La question de savoir ce qui relevait ou non d’une règle ou d’un principe inhérent à l’identité constitutionnelle de la France était donc de taille, dans la mesure où ils peuvent, selon la jurisprudence du Conseil constitutionnel, faire obstacle aux obligations issues des engagements de la France dans l’Union européenne. Pour certains, une telle règle ou un tel principe pouvait recouvrir, par exemple, la forme républicaine du gouvernement telle que protégée par l’article 89 de la Constitution, le caractère laïque de la République ou son caractère unitaire (art. 1er). Le désavantage de cette solution est que la notion d’identité constitutionnelle est particulièrement vague : s’agit-il de l’attachement aux droits et libertés fondamentaux comme le fait par exemple la Cour constitutionnelle fédérale d’Allemagne dans sa décision Solange II ? S’agit-il effectivement des conditions d’organisation des pouvoirs publics ? Ou encore s’agit-il des règles ou principes que le Conseil considère comme étant particulièrement indérogeables ?

Le Conseil constitutionnel vient donc répondre à la question posée depuis une dizaine d’années maintenant, en nous précisant que constitue un principe ou une règle inhérente à l’identité constitutionnelle de la France la règle selon laquelle les compétences de police administrative ne peuvent être déléguées à des personnes privées. Bien qu’il en révèle l’existence, la directive en l’espèce ne heurte pas cette règle inhérente à l’identité constitutionnelle de la France, empêchant d’observer la manière dont il aurait contrôlé la constitutionnalité de la loi dans l’hypothèse inverse.

A première vue, il serait possible de considérer que cette solution contribue davantage à rendre floue la notion de règle ou de principe inhérent à l’identité constitutionnelle de la France. En effet en l’espèce le Conseil élève à ce rang une “simple règle de fond”, ce qui peut participer à se faire l’idée selon laquelle ces règles ou principes inhérents à l’identité constitutionnelle de la France peuvent être en réalité n’importe quelle règle, du moment qu’elle possède une valeur constitutionnelle. Autrement dit, l’attente légitime (au regard de la formulation du Conseil) quant à celles-ci étaient qu’elles revêtent une importance capitale, qu’elles portent une certaine « majestuosité ».


Toutefois, après réflexion, l’élévation d’une telle règle au rang de règle inhérente à l’identité constitutionnelle de la France peut apparaître au contraire pertinente.
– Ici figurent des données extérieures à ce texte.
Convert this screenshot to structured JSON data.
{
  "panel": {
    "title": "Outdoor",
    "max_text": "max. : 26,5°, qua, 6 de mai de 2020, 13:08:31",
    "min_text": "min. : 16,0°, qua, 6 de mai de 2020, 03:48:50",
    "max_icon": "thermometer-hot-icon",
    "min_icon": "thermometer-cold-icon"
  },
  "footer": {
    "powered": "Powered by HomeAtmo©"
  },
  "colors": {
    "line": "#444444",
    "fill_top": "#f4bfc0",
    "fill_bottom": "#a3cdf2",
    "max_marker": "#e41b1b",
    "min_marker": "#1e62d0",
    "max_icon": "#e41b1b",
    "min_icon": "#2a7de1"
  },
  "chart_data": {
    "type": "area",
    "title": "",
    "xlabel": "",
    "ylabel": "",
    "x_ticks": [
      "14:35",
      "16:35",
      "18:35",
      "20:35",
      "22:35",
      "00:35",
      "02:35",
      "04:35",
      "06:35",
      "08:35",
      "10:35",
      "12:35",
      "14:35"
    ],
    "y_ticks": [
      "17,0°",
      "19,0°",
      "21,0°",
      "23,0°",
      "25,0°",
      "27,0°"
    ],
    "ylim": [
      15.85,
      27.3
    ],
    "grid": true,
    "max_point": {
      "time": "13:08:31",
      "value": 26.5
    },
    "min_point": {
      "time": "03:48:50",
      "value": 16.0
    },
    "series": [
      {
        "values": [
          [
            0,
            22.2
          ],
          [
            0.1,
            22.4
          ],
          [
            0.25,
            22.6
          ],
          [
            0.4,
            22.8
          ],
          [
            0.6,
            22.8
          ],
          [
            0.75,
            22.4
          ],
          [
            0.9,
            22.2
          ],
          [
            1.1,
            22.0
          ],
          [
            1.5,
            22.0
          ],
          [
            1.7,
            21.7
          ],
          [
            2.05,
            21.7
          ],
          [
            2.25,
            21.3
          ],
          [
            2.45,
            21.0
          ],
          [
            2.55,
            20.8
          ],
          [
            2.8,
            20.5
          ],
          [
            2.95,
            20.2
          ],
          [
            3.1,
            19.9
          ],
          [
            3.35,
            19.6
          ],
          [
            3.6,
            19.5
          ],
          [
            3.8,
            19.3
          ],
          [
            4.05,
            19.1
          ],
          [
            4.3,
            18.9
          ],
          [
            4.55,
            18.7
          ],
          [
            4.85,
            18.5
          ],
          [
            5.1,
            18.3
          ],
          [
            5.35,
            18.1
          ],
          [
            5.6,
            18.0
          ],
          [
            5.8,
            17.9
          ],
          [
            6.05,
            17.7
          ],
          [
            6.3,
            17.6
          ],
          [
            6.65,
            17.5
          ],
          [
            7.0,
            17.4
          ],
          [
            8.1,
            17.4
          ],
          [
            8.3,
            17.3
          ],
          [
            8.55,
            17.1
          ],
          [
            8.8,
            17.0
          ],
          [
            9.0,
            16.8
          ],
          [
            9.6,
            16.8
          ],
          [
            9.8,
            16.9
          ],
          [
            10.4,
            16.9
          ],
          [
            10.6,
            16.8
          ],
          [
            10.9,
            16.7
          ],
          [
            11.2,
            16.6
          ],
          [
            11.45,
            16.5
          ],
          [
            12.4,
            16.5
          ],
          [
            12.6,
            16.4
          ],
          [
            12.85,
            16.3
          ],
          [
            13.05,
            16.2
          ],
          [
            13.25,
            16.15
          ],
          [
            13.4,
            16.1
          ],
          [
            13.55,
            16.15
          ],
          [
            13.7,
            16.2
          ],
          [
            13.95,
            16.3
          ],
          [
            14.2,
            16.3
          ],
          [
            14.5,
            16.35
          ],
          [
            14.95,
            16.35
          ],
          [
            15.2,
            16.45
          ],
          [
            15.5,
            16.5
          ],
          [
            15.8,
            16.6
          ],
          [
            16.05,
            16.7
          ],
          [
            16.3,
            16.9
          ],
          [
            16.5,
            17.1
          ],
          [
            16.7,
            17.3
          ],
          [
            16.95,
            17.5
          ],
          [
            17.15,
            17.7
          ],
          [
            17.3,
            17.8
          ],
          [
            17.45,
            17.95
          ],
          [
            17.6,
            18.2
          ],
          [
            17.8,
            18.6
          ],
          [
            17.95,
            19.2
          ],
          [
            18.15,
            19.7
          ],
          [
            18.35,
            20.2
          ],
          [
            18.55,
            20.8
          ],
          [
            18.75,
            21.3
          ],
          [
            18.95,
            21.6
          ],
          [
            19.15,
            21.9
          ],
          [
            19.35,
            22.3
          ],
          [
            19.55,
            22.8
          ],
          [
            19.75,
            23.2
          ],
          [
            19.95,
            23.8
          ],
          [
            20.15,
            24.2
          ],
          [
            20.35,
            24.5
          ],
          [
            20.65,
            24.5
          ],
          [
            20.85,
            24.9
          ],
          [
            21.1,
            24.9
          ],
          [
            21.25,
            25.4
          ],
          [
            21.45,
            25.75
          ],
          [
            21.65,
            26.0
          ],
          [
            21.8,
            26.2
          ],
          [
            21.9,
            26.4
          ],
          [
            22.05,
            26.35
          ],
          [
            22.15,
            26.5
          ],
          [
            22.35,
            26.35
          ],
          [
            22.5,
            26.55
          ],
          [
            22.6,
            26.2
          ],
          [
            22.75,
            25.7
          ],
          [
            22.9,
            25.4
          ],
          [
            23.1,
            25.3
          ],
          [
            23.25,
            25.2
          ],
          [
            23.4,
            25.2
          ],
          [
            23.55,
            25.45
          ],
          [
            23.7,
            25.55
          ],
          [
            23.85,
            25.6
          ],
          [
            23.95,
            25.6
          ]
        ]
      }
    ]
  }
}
En effet, l’interdiction de déléguer à des personnes privées des activités de police est une interdiction posée de longue date en droit administratif (CE, Ass., 17 juin 1932, Ville de Castelnaudary, n°12045). Le Conseil constitutionnel a quant à lui donné (ou découvert) le fondement textuel de cette interdiction au niveau constitutionnel, il s’agit de l’article 12 de la Déclaration des Droits de l’Homme et du Citoyen (Décision n°2011-625 DC du 10 mars 2011, Loi LOPPSI II; v. également décision n°2019-810 QPC du 25 octobre 2019, Société Air France). En outre, la logique des règles ou principes inhérents à l’identité constitutionnelle de la France est avant tout une logique de protection de l’ordre juridique interne face à l’insémination des logiques ordo-libérales et mercantiles de l’Union européenne. Cette interdiction semble tout à fait revêtir les qualités nécessaires pour constituer une barrière forte aux immixtions parfois profondes et diffuses de l’Union européenne dans la souveraineté nationale, puisqu’elle garantit que l’exercice de la contrainte et de la violence légitime reste toujours entre les mains des autorités publiques et ne puisse faire l’objet d’une marchandisation dangereuse. A cet égard, cette décision du Conseil constitutionnel pourrait se rapprocher du fameux arrêt Morsang-sur-Orge du Conseil d’Etat, venant extraire du pôle des activités économiques pouvant librement être exercées toutes les activités qui pourraient porter atteinte à la dignité de la personne humaine, et donc à l’ordre public, ou l’ensemble des valeurs impérieuses et intouchables de la société et de l’Etat en France.